Senate Majority Leader Mitch McConnell has a lot to contend with these days. Donald Trump’s push to reshape the GOP around an ideology best defined as vulgarian fascism has Senate Republicans terrified of losing their majority come November. The only other semi-serious contender in the GOP presidential hunt, Senator Ted Cruz, rose to fame by bashing McConnell as a spineless, soulless, chinless liar—and then he dropped out on Tuesday night, meaning he’ll soon be returning full-time to tormenting his leader. And the death of Justice Antonin Scalia in February fated McConnell to spend the rest of this year explaining to the country why President Obama does not in fact have the right to appoint his successor to the High Court. Small wonder McConnell has the Senate working the fewest days of any session in 60 years; the beleaguered leader clearly could use a little extra “me” time.
In the midst of all the chaos and uncertainty, however, McConnell has one political ace up his sleeve: the House Freedom Caucus.

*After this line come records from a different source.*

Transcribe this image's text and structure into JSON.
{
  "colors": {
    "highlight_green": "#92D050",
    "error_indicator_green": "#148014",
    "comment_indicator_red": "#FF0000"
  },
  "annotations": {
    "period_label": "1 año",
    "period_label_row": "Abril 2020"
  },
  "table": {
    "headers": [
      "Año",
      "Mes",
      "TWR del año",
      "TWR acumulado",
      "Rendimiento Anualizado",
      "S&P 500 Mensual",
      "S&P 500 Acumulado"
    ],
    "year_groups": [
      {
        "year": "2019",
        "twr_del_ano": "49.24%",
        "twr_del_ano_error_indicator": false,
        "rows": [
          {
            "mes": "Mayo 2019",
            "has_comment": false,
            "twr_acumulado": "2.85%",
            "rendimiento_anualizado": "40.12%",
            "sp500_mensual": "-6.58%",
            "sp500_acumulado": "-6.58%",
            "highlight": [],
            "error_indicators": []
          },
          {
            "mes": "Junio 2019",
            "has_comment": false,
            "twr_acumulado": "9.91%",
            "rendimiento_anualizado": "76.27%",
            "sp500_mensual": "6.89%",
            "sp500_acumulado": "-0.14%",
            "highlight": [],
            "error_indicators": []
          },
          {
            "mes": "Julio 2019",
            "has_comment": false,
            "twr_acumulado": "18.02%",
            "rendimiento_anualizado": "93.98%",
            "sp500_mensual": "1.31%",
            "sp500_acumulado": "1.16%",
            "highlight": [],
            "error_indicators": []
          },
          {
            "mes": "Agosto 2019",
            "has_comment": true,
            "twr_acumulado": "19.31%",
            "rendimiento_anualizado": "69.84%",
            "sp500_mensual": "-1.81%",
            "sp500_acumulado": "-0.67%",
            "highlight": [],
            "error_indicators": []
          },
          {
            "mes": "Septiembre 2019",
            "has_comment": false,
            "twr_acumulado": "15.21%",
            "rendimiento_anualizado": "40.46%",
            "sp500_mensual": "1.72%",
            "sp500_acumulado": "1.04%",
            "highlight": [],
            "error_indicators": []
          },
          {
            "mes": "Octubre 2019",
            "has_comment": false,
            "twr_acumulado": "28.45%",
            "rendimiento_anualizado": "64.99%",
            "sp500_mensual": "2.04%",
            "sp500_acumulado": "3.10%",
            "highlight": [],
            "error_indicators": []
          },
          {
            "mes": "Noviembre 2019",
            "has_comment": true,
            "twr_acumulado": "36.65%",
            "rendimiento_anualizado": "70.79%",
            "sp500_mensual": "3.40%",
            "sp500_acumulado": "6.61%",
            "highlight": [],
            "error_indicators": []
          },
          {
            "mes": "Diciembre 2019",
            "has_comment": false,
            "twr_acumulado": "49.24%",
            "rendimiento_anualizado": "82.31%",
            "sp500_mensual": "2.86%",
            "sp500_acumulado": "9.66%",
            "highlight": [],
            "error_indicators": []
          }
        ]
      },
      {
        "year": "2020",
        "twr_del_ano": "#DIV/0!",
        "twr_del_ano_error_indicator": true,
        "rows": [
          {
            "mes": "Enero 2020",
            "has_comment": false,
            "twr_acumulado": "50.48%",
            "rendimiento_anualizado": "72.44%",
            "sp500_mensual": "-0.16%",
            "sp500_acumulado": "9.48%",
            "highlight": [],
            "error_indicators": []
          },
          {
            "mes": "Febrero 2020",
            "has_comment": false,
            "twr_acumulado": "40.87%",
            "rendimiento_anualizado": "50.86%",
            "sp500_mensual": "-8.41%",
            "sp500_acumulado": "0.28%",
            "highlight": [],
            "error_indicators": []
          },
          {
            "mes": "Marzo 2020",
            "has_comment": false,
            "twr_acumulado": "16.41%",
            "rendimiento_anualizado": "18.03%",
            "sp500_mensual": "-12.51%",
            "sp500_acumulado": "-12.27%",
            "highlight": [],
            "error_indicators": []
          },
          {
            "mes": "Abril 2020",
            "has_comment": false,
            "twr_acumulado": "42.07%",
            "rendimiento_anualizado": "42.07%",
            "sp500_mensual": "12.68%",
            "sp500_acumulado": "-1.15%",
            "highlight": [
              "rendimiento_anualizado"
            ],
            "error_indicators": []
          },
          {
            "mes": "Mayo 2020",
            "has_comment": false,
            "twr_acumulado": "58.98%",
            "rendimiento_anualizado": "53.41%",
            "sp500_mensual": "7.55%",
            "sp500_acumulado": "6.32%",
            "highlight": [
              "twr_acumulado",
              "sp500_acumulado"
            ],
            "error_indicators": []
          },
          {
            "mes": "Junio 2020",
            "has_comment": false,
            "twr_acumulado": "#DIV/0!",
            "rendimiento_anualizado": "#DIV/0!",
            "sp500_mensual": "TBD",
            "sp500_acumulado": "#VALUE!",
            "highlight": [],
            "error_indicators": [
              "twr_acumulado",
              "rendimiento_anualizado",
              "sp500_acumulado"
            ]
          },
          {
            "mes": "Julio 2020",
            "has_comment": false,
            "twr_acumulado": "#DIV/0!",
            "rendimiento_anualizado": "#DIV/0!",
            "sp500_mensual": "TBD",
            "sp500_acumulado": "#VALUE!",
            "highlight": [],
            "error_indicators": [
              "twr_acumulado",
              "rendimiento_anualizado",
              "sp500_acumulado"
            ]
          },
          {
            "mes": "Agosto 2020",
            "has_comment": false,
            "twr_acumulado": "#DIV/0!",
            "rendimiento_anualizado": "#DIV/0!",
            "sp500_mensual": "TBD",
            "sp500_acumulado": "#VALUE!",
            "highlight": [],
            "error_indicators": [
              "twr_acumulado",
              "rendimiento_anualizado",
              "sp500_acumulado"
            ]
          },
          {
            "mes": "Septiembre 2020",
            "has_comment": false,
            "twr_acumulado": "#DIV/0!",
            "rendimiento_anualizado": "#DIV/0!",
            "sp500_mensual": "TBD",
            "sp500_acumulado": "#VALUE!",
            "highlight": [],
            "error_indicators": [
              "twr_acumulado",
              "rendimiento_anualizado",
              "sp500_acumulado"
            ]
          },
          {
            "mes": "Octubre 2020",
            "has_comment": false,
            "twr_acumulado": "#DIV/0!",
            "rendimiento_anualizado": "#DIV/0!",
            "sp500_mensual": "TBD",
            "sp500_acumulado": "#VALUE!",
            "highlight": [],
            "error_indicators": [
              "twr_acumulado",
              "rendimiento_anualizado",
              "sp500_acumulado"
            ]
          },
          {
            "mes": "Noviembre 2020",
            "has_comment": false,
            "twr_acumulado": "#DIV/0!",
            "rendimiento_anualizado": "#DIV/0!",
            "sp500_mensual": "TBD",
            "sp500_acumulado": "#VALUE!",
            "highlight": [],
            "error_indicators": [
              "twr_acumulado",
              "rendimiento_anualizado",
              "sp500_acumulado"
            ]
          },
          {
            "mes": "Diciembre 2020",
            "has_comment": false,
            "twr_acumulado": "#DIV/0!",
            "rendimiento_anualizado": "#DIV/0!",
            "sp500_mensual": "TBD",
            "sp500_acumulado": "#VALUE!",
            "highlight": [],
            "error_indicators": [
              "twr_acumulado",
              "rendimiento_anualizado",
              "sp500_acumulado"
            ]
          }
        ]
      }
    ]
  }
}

Don’t misunderstand. Freedom Caucus crusaders loathe McConnell, maybe even more than they loathe President Obama. (Obama may be an infidel, but McConnell is a heretic, which dooms him to a much nastier circle of hell.) Cynical, opportunistic, and establishment to his core, McConnell represents, in conservative purists’ minds, all that is wrong with the GOP. It is the rare Freedom Caucuser who misses an opportunity—in one-on-one chats and public forums alike—to take a shot at the Senate leader. In late March, some angry caucus members suggested that, if McConnell failed to properly shepherd yet another one of their pet bills, he would need to go the way of deposed Speaker John Boehner. (How exactly members of the lower chamber plan to overthrow the head of the upper chamber is not entirely clear.) For a sense of the level of passions at play here, cue up last season’s Game of Thrones finale, in which Jon Snow was butchered by his own troops. That should clear things up.